Rep. Jerrold Nadler, New York Democrat and ranking subcommittee member, said he found Mrs. Zink to address fundamental policy issues, but had hoped House Republicans would extend Mrs. Norton the courtesy of allowing her to testify as an elected representative of the District.
“It’s a sham proceeding,” Mr. Nadler said. “It’s obnoxious conduct.”
Sen. Mike Lee, Utah Republican, has introduced a companion bill in the Senate.
Mr. Franks punctuated the hearing with fervent comments on the sanctity of unborn children’s lives, arguing that his colleagues should not “blind ourselves from a truth we don’t want to face.”
D.C. Vote, an organization that advocates for home rule in the District, has been active in fighting Mr.

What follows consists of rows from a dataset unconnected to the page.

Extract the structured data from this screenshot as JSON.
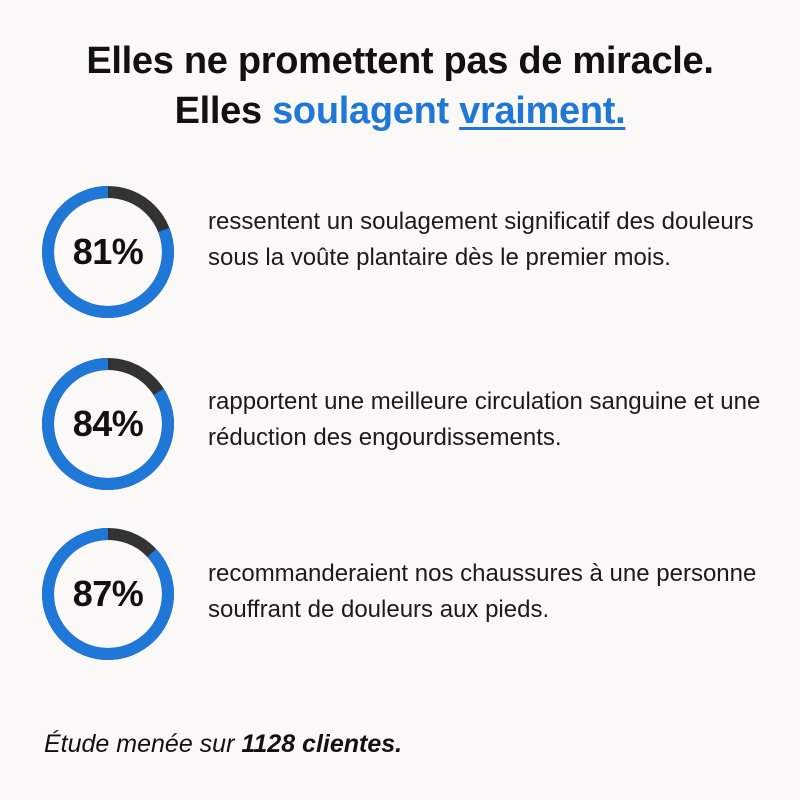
{
  "headline": {
    "line1": "Elles ne promettent pas de miracle.",
    "line2_prefix": "Elles ",
    "line2_accent": "soulagent",
    "line2_space": " ",
    "line2_link": "vraiment."
  },
  "stats": [
    {
      "percent_label": "81%",
      "fraction": 0.81,
      "description": "ressentent un soulagement significatif des douleurs sous la voûte plantaire dès le premier mois."
    },
    {
      "percent_label": "84%",
      "fraction": 0.84,
      "description": "rapportent une meilleure circulation sanguine et une réduction des engourdissements."
    },
    {
      "percent_label": "87%",
      "fraction": 0.87,
      "description": "recommanderaient nos chaussures à une personne souffrant de douleurs aux pieds."
    }
  ],
  "footer": {
    "prefix": "Étude menée sur ",
    "emphasis": "1128 clientes."
  },
  "colors": {
    "accent": "#1f77d8",
    "ring_track": "#333333",
    "background": "#fbf9f8"
  }
}
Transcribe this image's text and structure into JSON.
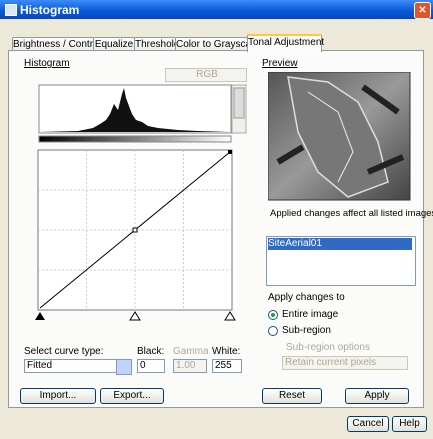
{
  "window": {
    "title": "Histogram"
  },
  "tabs": [
    "Brightness / Contrast",
    "Equalize",
    "Threshold",
    "Color to Grayscale",
    "Tonal Adjustment"
  ],
  "histogram": {
    "label": "Histogram",
    "channel": "RGB"
  },
  "curve": {
    "type_label": "Select curve type:",
    "type_value": "Fitted",
    "black_label": "Black:",
    "black_value": "0",
    "gamma_label": "Gamma",
    "gamma_value": "1.00",
    "white_label": "White:",
    "white_value": "255"
  },
  "preview": {
    "label": "Preview",
    "note": "Applied changes affect all listed images.",
    "images": [
      "SiteAerial01"
    ]
  },
  "apply_to": {
    "label": "Apply changes to",
    "options": [
      "Entire image",
      "Sub-region"
    ],
    "subregion_label": "Sub-region options",
    "subregion_value": "Retain current pixels"
  },
  "buttons": {
    "import": "Import...",
    "export": "Export...",
    "reset": "Reset",
    "apply": "Apply",
    "cancel": "Cancel",
    "help": "Help"
  }
}
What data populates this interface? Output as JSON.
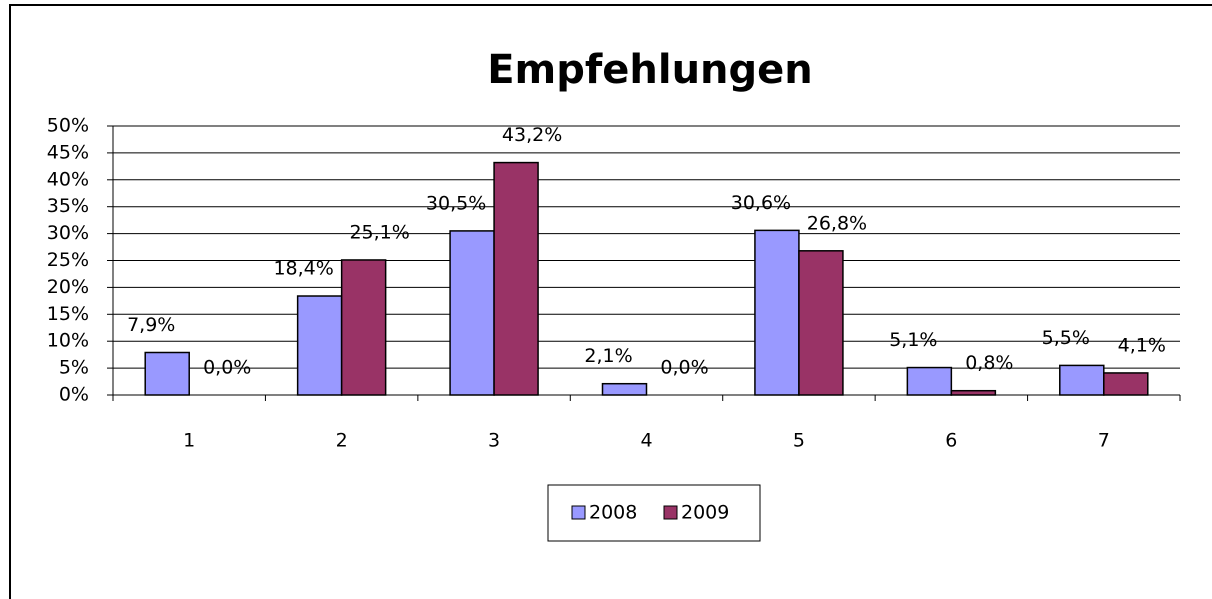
{
  "chart_data": {
    "type": "bar",
    "title": "Empfehlungen",
    "categories": [
      "1",
      "2",
      "3",
      "4",
      "5",
      "6",
      "7"
    ],
    "series": [
      {
        "name": "2008",
        "color": "#9999ff",
        "values": [
          7.9,
          18.4,
          30.5,
          2.1,
          30.6,
          5.1,
          5.5
        ],
        "value_labels": [
          "7,9%",
          "18,4%",
          "30,5%",
          "2,1%",
          "30,6%",
          "5,1%",
          "5,5%"
        ]
      },
      {
        "name": "2009",
        "color": "#993366",
        "values": [
          0.0,
          25.1,
          43.2,
          0.0,
          26.8,
          0.8,
          4.1
        ],
        "value_labels": [
          "0,0%",
          "25,1%",
          "43,2%",
          "0,0%",
          "26,8%",
          "0,8%",
          "4,1%"
        ]
      }
    ],
    "ylim": [
      0,
      50
    ],
    "yticks": [
      {
        "value": 0,
        "label": "0%"
      },
      {
        "value": 5,
        "label": "5%"
      },
      {
        "value": 10,
        "label": "10%"
      },
      {
        "value": 15,
        "label": "15%"
      },
      {
        "value": 20,
        "label": "20%"
      },
      {
        "value": 25,
        "label": "25%"
      },
      {
        "value": 30,
        "label": "30%"
      },
      {
        "value": 35,
        "label": "35%"
      },
      {
        "value": 40,
        "label": "40%"
      },
      {
        "value": 45,
        "label": "45%"
      },
      {
        "value": 50,
        "label": "50%"
      }
    ],
    "grid": true,
    "legend": "bottom"
  }
}
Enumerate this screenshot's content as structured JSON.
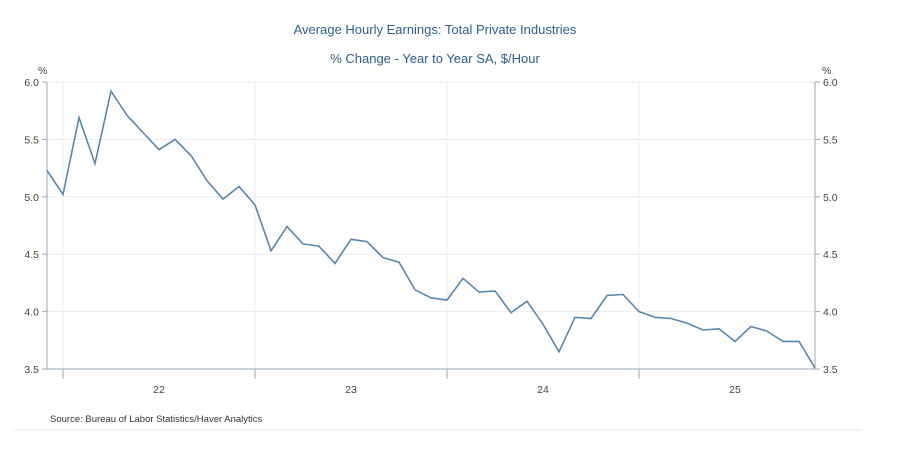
{
  "chart_data": {
    "type": "line",
    "title": "Average Hourly Earnings: Total Private Industries",
    "subtitle": "% Change - Year to Year   SA, $/Hour",
    "ylabel_left": "%",
    "ylabel_right": "%",
    "ylim": [
      3.5,
      6.0
    ],
    "yticks": [
      "3.5",
      "4.0",
      "4.5",
      "5.0",
      "5.5",
      "6.0"
    ],
    "xtick_labels": [
      "22",
      "23",
      "24",
      "25"
    ],
    "start_month": "2021-12",
    "grid": true,
    "line_color": "#5b86b0",
    "source": "Source:  Bureau of Labor Statistics/Haver Analytics",
    "series": [
      {
        "name": "Average Hourly Earnings: Total Private Industries",
        "values": [
          5.23,
          5.02,
          5.69,
          5.29,
          5.92,
          5.71,
          5.56,
          5.41,
          5.5,
          5.36,
          5.14,
          4.98,
          5.09,
          4.93,
          4.53,
          4.74,
          4.59,
          4.57,
          4.42,
          4.63,
          4.61,
          4.47,
          4.43,
          4.19,
          4.12,
          4.1,
          4.29,
          4.17,
          4.18,
          3.99,
          4.09,
          3.89,
          3.65,
          3.95,
          3.94,
          4.14,
          4.15,
          4.0,
          3.95,
          3.94,
          3.9,
          3.84,
          3.85,
          3.74,
          3.87,
          3.83,
          3.74,
          3.74,
          3.51
        ]
      }
    ]
  }
}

Franks‘ bill. It organized a protest in March outside Mr. Franks‘ offices on Capitol Hill and in Glendale, Ariz., that played off the congressman’s surname with the tagline, “Don’t be a wiener.”
On Wednesday, it will host a mock “D.C. Constituent Service Day” at Mr. Frank’s House office, in which city residents can bring their problems and concerns to the congressman, because, the group says, he “has appointed himself a local overseer.”